Industry executives like Jamann Stepp, vice president hard surface, The Dixie Group, believes rigid core will represent 50% of the resilient category—approximately $2 billion in wholesale revenue—by the end of 2020. “However, if the tariff remains at 25% long term [deep into 2020], we may see a slight slowdown in overall volume. Nonetheless, even with a slight downward tick in volume, rigid core will still be the growth engine not only for the resilient category, but rigid core will continue to be the growth engine for hard surface and for the flooring industry.”

Denman views WPC and rigid core as “slight iterations of the same,” remarking that as more versions are created it will continue to command more share of the market until something with even better performance or price, or easier installation methods, takes its place. “It’s exactly what is happening between WPC and rigid core right now,” he explained. “The performance attributes are nearly identical, but rigid core has a price advantage.”

In terms of tariffs, Denman sees the added cost as a positive. “One of the benefits of the tariffs has been a narrowing of the price gap between imported and domestically produced goods. If we’re honest about it, the single greatest benefit of any of these import products has been price.”

Others feel the tariff levels the playing field for other countries such as Korea and the U.S. “The tariffs have more of a direct impact on big box or DIY markets,” Raskin explained. “The retail distribution model should be less effected as this customer is looking for other services other than a low price. This consumer desires customized service, quality and design. It will come down to the companies that offer the best design, service and quality attached to a marketing program that relates to today’s consumer.”

Cali’s Belprez does not believe tariffs will impact the growth of SPC. However, he does see it affecting how products will be sourced. “A product that is predominantly sourced in China will surely drive manufacturers and importers to find partners outside of China,” he explained.

Mannington’s Tuley also sees the tariffs as an issue for companies solely manufacturing in China. “I think U.S. rigid manufacturing will become a premium. We’re excited to be getting into that game as we build our rigid plant in Georgia. And I think the market overall will respond with cost reductions and efficiency improvements to keep the tariff impact to a level where we can continue to show a value with these products above other products.”

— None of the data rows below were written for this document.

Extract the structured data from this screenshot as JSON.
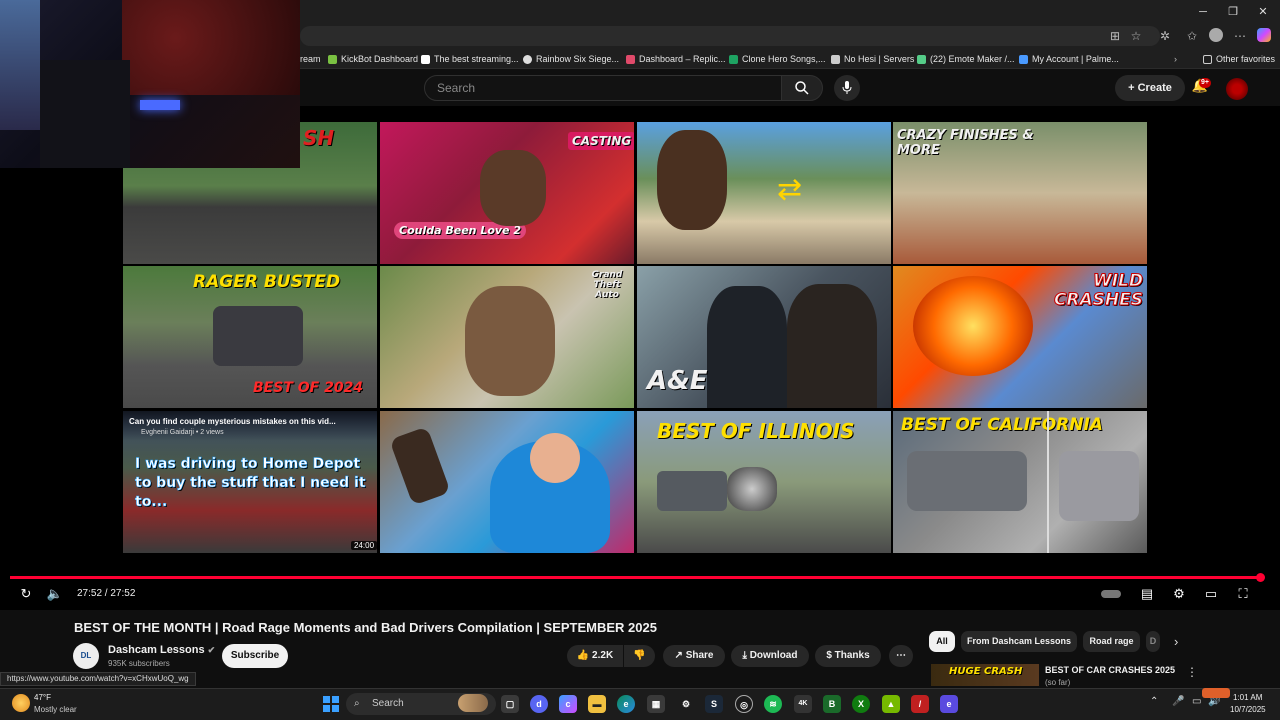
{
  "browser": {
    "window_controls": [
      "─",
      "❐",
      "✕"
    ],
    "bookmarks": [
      {
        "label": "ream",
        "color": "#888888"
      },
      {
        "label": "KickBot Dashboard",
        "color": "#7ac142"
      },
      {
        "label": "The best streaming...",
        "color": "#ffffff"
      },
      {
        "label": "Rainbow Six Siege...",
        "color": "#dddddd"
      },
      {
        "label": "Dashboard – Replic...",
        "color": "#e04a6a"
      },
      {
        "label": "Clone Hero Songs,...",
        "color": "#1ea362"
      },
      {
        "label": "No Hesi | Servers",
        "color": "#cccccc"
      },
      {
        "label": "(22) Emote Maker /...",
        "color": "#55cc88"
      },
      {
        "label": "My Account | Palme...",
        "color": "#4a9aff"
      }
    ],
    "other_favorites": "Other favorites",
    "status_url": "https://www.youtube.com/watch?v=xCHxwUoQ_wg"
  },
  "youtube": {
    "search_placeholder": "Search",
    "create_label": "Create",
    "notif_badge": "9+"
  },
  "endscreen": {
    "thumbs": [
      {
        "label": "SH",
        "color": "#e02020",
        "bg": "linear-gradient(180deg,#3d6b3a 0%,#5a7f4a 45%,#3b3b3b 60%,#4a4a48 100%)"
      },
      {
        "label": "CASTING",
        "label2": "Coulda Been Love 2",
        "color": "#ffffff",
        "bg": "linear-gradient(135deg,#c2185b 0%,#8e1b3a 40%,#d32f2f 80%,#6a1b2a 100%)"
      },
      {
        "label": "",
        "color": "#ffd400",
        "bg": "linear-gradient(180deg,#5aa0e0 0%,#6a8f5a 40%,#d8c9a8 70%,#8a7a66 100%)"
      },
      {
        "label": "CRAZY FINISHES & MORE",
        "color": "#ffffff",
        "bg": "linear-gradient(180deg,#7a8f6a 0%,#c8b898 50%,#a85a3a 100%)"
      },
      {
        "label": "RAGER BUSTED",
        "label2": "BEST OF 2024",
        "color": "#ffe000",
        "bg": "linear-gradient(180deg,#4c7a3c 0%,#6b7f5a 40%,#555 70%,#4a4a4a 100%)"
      },
      {
        "label": "Grand Theft Auto",
        "color": "#ffffff",
        "bg": "linear-gradient(135deg,#6b8a4a 0%,#b8a87a 40%,#c9c3b0 60%,#7a9a5a 100%)"
      },
      {
        "label": "A&E",
        "color": "#ffffff",
        "bg": "linear-gradient(135deg,#8aa0a8 0%,#4a5560 50%,#2a2f38 100%)"
      },
      {
        "label": "WILD CRASHES",
        "color": "#ffffff",
        "bg": "linear-gradient(135deg,#e08a20 0%,#ff4a00 35%,#5a8ad0 60%,#6a6a6a 100%)"
      },
      {
        "label": "Can you find couple mysterious mistakes on this vid...",
        "label2": "I was driving to Home Depot to buy the stuff that I need it to...",
        "meta": "Evghenii Gaidarji • 2 views",
        "duration": "24:00",
        "color": "#ffffff",
        "bg": "linear-gradient(180deg,#3a4a6a 0%,#4a5a4a 40%,#8a2a2a 70%,#3a3a3a 100%)"
      },
      {
        "label": "",
        "color": "#ffffff",
        "bg": "linear-gradient(135deg,#8a6a4a 0%,#6aa0d0 40%,#2a9ad8 60%,#c02a6a 100%)"
      },
      {
        "label": "BEST OF ILLINOIS",
        "color": "#ffe000",
        "bg": "linear-gradient(180deg,#8aa0b8 0%,#8a9a7a 50%,#4a4a4a 100%)"
      },
      {
        "label": "BEST OF CALIFORNIA",
        "color": "#ffe000",
        "bg": "linear-gradient(135deg,#5a6a7a 0%,#8a8a8a 40%,#b0b0b0 70%,#5a5a5a 100%)"
      }
    ]
  },
  "player": {
    "time": "27:52 / 27:52",
    "progress_fraction": 1.0,
    "progress_color": "#ff0033"
  },
  "video": {
    "title": "BEST OF THE MONTH | Road Rage Moments and Bad Drivers Compilation | SEPTEMBER 2025",
    "channel": "Dashcam Lessons",
    "subscribers": "935K subscribers",
    "subscribe_label": "Subscribe",
    "likes": "2.2K",
    "share_label": "Share",
    "download_label": "Download",
    "thanks_label": "Thanks"
  },
  "sidebar": {
    "chips": [
      "All",
      "From Dashcam Lessons",
      "Road rage",
      "D"
    ],
    "rec_thumb_label": "HUGE CRASH",
    "rec_title": "BEST OF CAR CRASHES 2025",
    "rec_sub": "(so far)"
  },
  "taskbar": {
    "temp": "47°F",
    "condition": "Mostly clear",
    "search_label": "Search",
    "time": "1:01 AM",
    "date": "10/7/2025"
  }
}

Of course, this is all contingent upon importers playing by the rules. (According to a recent USA Today article, China is intentionally mislabeling its products as “Made in Vietnam’ to avoid U.S. tariffs. How it works: Chinese firms first export products to Vietnam, then change the labeling on packages before exporting the goods to the United States, Japan or Europe, officials said. Vietnamese officials are calling for more aggressive examination of the certificates of origin of several product categories, which include steel, aluminum, textiles and processed wood products.)

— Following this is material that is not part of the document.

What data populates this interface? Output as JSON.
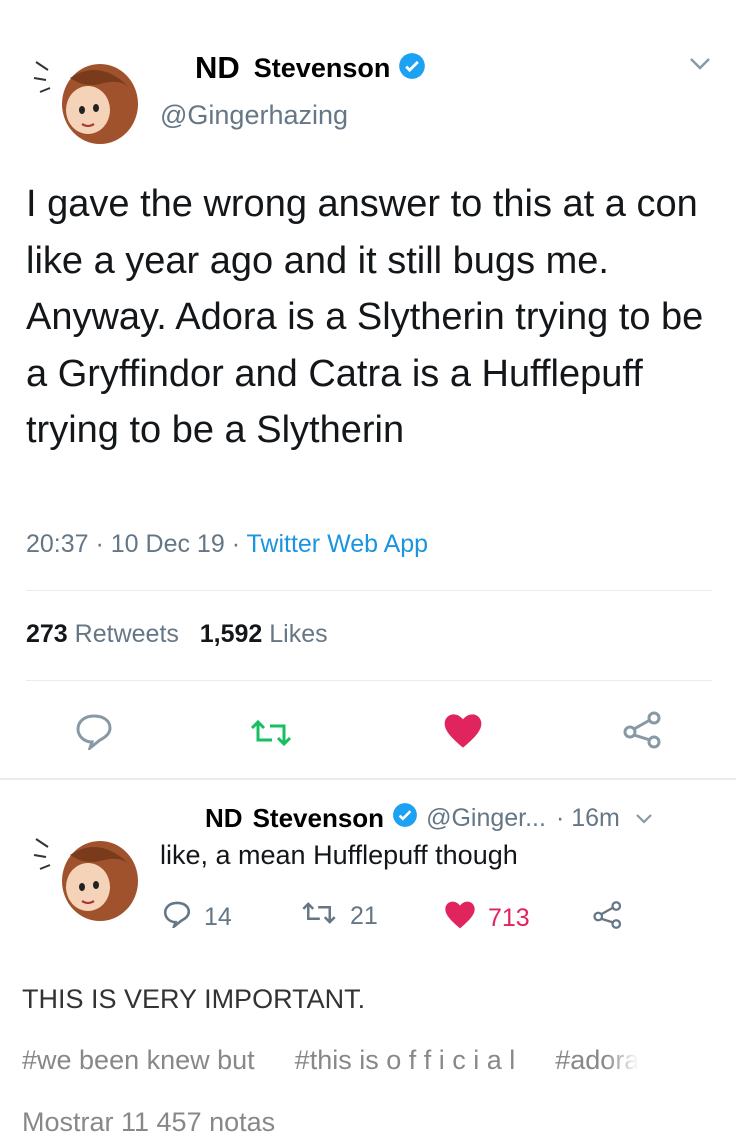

While the tariffs pose an immediate issue for manufacturers and flooring dealers, consumers probably won’t feel the impact, Phenix’s Hair said. This is because flooring is generally a once-in-10-years purchase and consumers won’t know any different in terms of pricing, he explained.

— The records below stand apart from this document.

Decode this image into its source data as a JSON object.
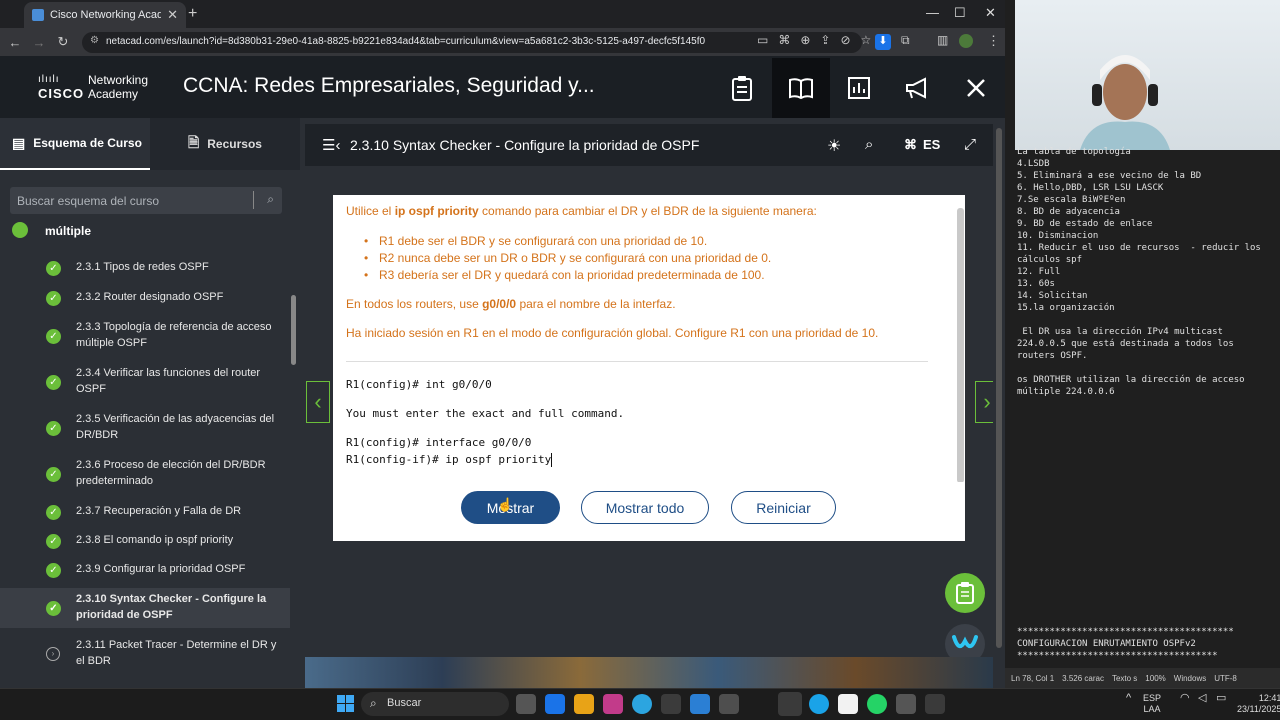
{
  "browser": {
    "tab_title": "Cisco Networking Academy: CC",
    "url": "netacad.com/es/launch?id=8d380b31-29e0-41a8-8825-b9221e834ad4&tab=curriculum&view=a5a681c2-3b3c-5125-a497-decfc5f145f0"
  },
  "header": {
    "brand_line1": "Networking",
    "brand_line2": "Academy",
    "cisco": "CISCO",
    "course_title": "CCNA: Redes Empresariales, Seguridad y..."
  },
  "sidebar": {
    "tab_schema": "Esquema de Curso",
    "tab_resources": "Recursos",
    "search_placeholder": "Buscar esquema del curso",
    "section_title": "múltiple",
    "items": [
      {
        "label": "2.3.1 Tipos de redes OSPF"
      },
      {
        "label": "2.3.2 Router designado OSPF"
      },
      {
        "label": "2.3.3 Topología de referencia de acceso múltiple OSPF"
      },
      {
        "label": "2.3.4 Verificar las funciones del router OSPF"
      },
      {
        "label": "2.3.5 Verificación de las adyacencias del DR/BDR"
      },
      {
        "label": "2.3.6 Proceso de elección del DR/BDR predeterminado"
      },
      {
        "label": "2.3.7 Recuperación y Falla de DR"
      },
      {
        "label": "2.3.8 El comando ip ospf priority"
      },
      {
        "label": "2.3.9 Configurar la prioridad OSPF"
      },
      {
        "label": "2.3.10 Syntax Checker - Configure la prioridad de OSPF"
      },
      {
        "label": "2.3.11 Packet Tracer - Determine el DR y el BDR"
      }
    ]
  },
  "panel": {
    "title": "2.3.10 Syntax Checker - Configure la prioridad de OSPF",
    "lang": "ES",
    "instr_pre": "Utilice el ",
    "instr_cmd": "ip ospf priority",
    "instr_post": " comando para cambiar el DR y el BDR de la siguiente manera:",
    "bullets": [
      "R1 debe ser el BDR y se configurará con una prioridad de 10.",
      "R2 nunca debe ser un DR o BDR y se configurará con una prioridad de 0.",
      "R3 debería ser el DR y quedará con la prioridad predeterminada de 100."
    ],
    "routers_pre": "En todos los routers, use ",
    "routers_iface": "g0/0/0",
    "routers_post": " para el nombre de la interfaz.",
    "login_text": "Ha iniciado sesión en R1 en el modo de configuración global. Configure R1 con una prioridad de 10.",
    "terminal": [
      "R1(config)# int g0/0/0",
      "You must enter the exact and full command.",
      "R1(config)# interface g0/0/0",
      "R1(config-if)# ip ospf priority "
    ],
    "btn_show": "Mostrar",
    "btn_show_all": "Mostrar todo",
    "btn_reset": "Reiniciar"
  },
  "notepad": {
    "lines": [
      "La tabla de topología",
      "4.LSDB",
      "5. Eliminará a ese vecino de la BD",
      "6. Hello,DBD, LSR LSU LASCK",
      "7.Se escala BiWºEºen",
      "8. BD de adyacencia",
      "9. BD de estado de enlace",
      "10. Disminacion",
      "11. Reducir el uso de recursos  - reducir los",
      "cálculos spf",
      "12. Full",
      "13. 60s",
      "14. Solicitan",
      "15.la organización",
      "",
      " El DR usa la dirección IPv4 multicast",
      "224.0.0.5 que está destinada a todos los",
      "routers OSPF.",
      "",
      "os DROTHER utilizan la dirección de acceso",
      "múltiple 224.0.0.6"
    ],
    "footer_lines": [
      "****************************************",
      "CONFIGURACION ENRUTAMIENTO OSPFv2",
      "*************************************"
    ],
    "status_pos": "Ln 78, Col 1",
    "status_chars": "3.526 carac",
    "status_mode": "Texto s",
    "status_zoom": "100%",
    "status_eol": "Windows",
    "status_enc": "UTF-8"
  },
  "taskbar": {
    "search": "Buscar",
    "lang1": "ESP",
    "lang2": "LAA",
    "time": "12:41",
    "date": "23/11/2025"
  },
  "colors": {
    "accent_green": "#6bbf3a",
    "primary_blue": "#1f4e86",
    "instruction_orange": "#d4731b"
  }
}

Chet Graham, president, Marquis Industries, explained that while the tariffs could slow growth in the WPC/SPC category, it won’t be enough to create a stoppage. “Tariffs have become a usage tax and as long as consumers are willing to pay for this slight increase the category will still be viable in the marketplace,” he noted.

MSI see the tariffs impacting rigid core growth via the increased cost of the product, which must be passed on to American consumers. Second, residual impact from increased cost of other goods from China, which results in lowered consumer buying power to pursue repair and remodel activities that utilize rigid core flooring.